JERUSALEM, 01.01.2023 (TM) – Mitten im Krieg hat das Oberste Gericht Israels eine hoch umstrittene Entscheidung veröffentlicht. Mit 8:7 Richterstimmen wurde das sogenannte „Angemessenheitsgesetz“ für ungültig erklärt. Die Entscheidung ist historisch: Erstmals kippte der Oberste Gerichtshof ein Gesetz, das vom Parlament im Juli in den Rang eines Grundgesetzes („Basic Law“) erhoben worden war. Die Entscheidung ist ein herber Rückschlag für die Regierung Netanjahu.

Die Regierung hatte argumentiert, das Oberste Gericht habe seine Befugnisse im Laufe der Jahre immer weiter ausgeweitet. So kam es dazu, dass es Entscheidungen der Regierung ohne rechtliche Grundlage widerrufen konnte – nur weil sie den Richtern „nicht angemessen“ erschienen. Das Gesetz sollte dies verhindern und Verhältnisse schaffen, wie sie in anderen Demokratien üblich sind. Die Regierung beklagte, der Oberste Gerichtshof sei demokratisch nicht dazu legitimiert, die Regierung oder einzelne Minister nur aus „Angemessenheits-Überlegungen“ zu überstimmen. Die Gegner des Gesetzes hielten dem entgegen, die Regierung wolle sich der Kontrolle durch das Oberste Gericht entziehen.

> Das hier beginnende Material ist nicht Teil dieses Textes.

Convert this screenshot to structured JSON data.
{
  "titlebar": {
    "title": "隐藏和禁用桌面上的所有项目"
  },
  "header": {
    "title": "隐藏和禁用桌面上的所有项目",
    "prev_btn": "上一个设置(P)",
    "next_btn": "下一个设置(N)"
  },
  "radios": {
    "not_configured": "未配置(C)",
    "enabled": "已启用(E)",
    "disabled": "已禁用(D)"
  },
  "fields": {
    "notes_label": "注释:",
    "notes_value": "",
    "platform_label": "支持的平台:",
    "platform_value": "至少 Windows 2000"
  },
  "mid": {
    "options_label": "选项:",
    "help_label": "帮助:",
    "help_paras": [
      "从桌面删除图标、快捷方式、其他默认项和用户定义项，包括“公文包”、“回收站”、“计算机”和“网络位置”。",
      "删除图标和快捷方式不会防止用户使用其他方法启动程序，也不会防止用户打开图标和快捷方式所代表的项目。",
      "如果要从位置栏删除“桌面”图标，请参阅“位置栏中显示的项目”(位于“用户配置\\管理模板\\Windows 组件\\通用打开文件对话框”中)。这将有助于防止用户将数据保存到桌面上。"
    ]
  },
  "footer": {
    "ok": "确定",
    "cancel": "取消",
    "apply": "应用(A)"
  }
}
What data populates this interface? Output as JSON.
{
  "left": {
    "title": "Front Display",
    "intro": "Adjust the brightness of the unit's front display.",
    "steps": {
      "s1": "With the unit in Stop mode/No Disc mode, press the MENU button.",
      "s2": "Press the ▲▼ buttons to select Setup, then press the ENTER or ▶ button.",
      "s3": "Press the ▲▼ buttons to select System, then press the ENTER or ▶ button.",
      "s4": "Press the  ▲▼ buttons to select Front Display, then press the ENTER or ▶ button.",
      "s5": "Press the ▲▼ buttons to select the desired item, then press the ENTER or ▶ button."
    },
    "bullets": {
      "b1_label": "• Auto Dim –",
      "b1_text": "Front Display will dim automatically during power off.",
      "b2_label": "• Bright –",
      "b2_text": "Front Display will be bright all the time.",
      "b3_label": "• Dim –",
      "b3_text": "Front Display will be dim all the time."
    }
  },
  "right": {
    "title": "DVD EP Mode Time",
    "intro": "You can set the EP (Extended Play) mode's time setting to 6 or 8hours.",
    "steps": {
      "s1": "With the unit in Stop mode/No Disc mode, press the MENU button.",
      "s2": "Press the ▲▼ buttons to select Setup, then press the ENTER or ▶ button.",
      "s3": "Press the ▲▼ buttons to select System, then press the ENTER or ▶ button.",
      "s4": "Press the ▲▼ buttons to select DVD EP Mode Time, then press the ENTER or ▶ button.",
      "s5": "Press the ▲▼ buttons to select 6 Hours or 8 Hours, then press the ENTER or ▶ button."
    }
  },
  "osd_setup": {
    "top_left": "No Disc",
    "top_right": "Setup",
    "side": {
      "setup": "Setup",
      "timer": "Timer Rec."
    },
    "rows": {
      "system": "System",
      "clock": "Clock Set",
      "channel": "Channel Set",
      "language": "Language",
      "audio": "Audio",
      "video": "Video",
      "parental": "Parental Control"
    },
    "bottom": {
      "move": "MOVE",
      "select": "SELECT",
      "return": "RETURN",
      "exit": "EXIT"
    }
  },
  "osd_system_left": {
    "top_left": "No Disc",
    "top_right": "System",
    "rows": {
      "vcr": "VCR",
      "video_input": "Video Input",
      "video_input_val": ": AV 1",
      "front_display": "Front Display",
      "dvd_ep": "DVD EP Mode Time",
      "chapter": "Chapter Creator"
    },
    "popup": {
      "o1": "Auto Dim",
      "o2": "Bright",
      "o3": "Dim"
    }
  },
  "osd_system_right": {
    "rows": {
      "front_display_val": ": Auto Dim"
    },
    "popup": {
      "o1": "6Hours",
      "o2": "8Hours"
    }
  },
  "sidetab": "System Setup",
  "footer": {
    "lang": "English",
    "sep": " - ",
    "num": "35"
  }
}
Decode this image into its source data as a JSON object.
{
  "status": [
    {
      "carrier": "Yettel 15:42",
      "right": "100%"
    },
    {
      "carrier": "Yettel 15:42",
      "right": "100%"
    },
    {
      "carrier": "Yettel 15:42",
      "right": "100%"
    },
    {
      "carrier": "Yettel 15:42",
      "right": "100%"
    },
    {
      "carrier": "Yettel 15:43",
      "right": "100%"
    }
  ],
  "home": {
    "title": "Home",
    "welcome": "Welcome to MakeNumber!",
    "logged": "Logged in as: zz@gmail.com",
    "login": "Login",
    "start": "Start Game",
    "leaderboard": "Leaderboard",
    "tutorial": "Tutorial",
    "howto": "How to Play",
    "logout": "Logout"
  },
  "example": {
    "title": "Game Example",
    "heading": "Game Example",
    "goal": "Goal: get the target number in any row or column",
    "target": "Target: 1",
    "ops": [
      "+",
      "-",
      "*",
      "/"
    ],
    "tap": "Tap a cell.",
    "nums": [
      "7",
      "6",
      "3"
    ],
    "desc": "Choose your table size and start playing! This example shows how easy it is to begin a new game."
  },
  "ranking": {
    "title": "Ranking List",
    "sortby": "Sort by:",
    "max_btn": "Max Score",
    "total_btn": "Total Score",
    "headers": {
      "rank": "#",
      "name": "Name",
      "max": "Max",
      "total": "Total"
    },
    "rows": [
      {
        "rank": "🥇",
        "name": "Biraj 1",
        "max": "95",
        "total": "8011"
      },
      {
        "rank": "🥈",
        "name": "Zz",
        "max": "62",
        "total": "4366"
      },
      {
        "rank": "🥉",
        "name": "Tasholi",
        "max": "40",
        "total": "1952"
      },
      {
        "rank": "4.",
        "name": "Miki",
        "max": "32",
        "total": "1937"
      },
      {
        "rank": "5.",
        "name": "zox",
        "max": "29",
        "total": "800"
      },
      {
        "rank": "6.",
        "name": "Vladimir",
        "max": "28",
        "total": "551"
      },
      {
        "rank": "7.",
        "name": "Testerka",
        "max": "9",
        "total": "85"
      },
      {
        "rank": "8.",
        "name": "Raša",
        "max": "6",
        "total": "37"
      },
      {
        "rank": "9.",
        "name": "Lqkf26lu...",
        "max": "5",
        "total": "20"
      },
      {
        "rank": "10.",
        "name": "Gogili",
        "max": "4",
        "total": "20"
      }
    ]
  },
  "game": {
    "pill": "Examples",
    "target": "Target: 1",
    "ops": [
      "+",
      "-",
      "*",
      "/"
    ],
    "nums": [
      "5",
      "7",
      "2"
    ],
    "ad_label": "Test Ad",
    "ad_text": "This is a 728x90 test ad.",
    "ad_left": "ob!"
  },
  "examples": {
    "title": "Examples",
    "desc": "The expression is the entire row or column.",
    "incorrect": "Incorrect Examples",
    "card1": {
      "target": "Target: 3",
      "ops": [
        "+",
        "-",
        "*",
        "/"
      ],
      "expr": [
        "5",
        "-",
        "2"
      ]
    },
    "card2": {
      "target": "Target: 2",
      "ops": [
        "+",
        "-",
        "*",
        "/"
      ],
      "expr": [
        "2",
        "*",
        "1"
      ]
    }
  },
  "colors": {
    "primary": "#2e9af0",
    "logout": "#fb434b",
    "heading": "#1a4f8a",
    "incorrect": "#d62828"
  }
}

Alle Obersten Richter beteiligt

Erstmals befassten sich alle 15 Obersten Richter mit dem Gesetz, das sie selbst betraf. Die Entscheidung fiel mit 8 zu 7 denkbar knapp aus. 12 von 15 Richtern haben zudem schriftlich erklärt, dass Israels Gericht befugt sei, auch Grundgesetze aufzuheben. Zur Begründung hieß es in dem Urteil, die Gesetzesänderung hätte „den Kerneigenschaften des Staates Israel als demokratischem Staat schweren und beispiellosen Schaden zugefügt“.

Die „Bewegung für eine qualitativ gute Regierung“, ein Hauptgegner des Gesetzes, begrüßte das „historische Urteil“ als „großen öffentlichen Sieg für diejenigen, die nach Demokratie streben. Einer Regierung und Ministern, die sich von der Rechtsstaatlichkeit befreien wollten, wurde gezeigt, dass es Richter in Jerusalem gibt.“ Befürworter der Reform, die ebenfalls zu Hunderttausenden auf die Straße gegangen waren, warfen den Gegnern vor, sie wollten die Mehrheitsverhältnisse im Parlament nicht akzeptieren und die Regierung so zu Fall bringen.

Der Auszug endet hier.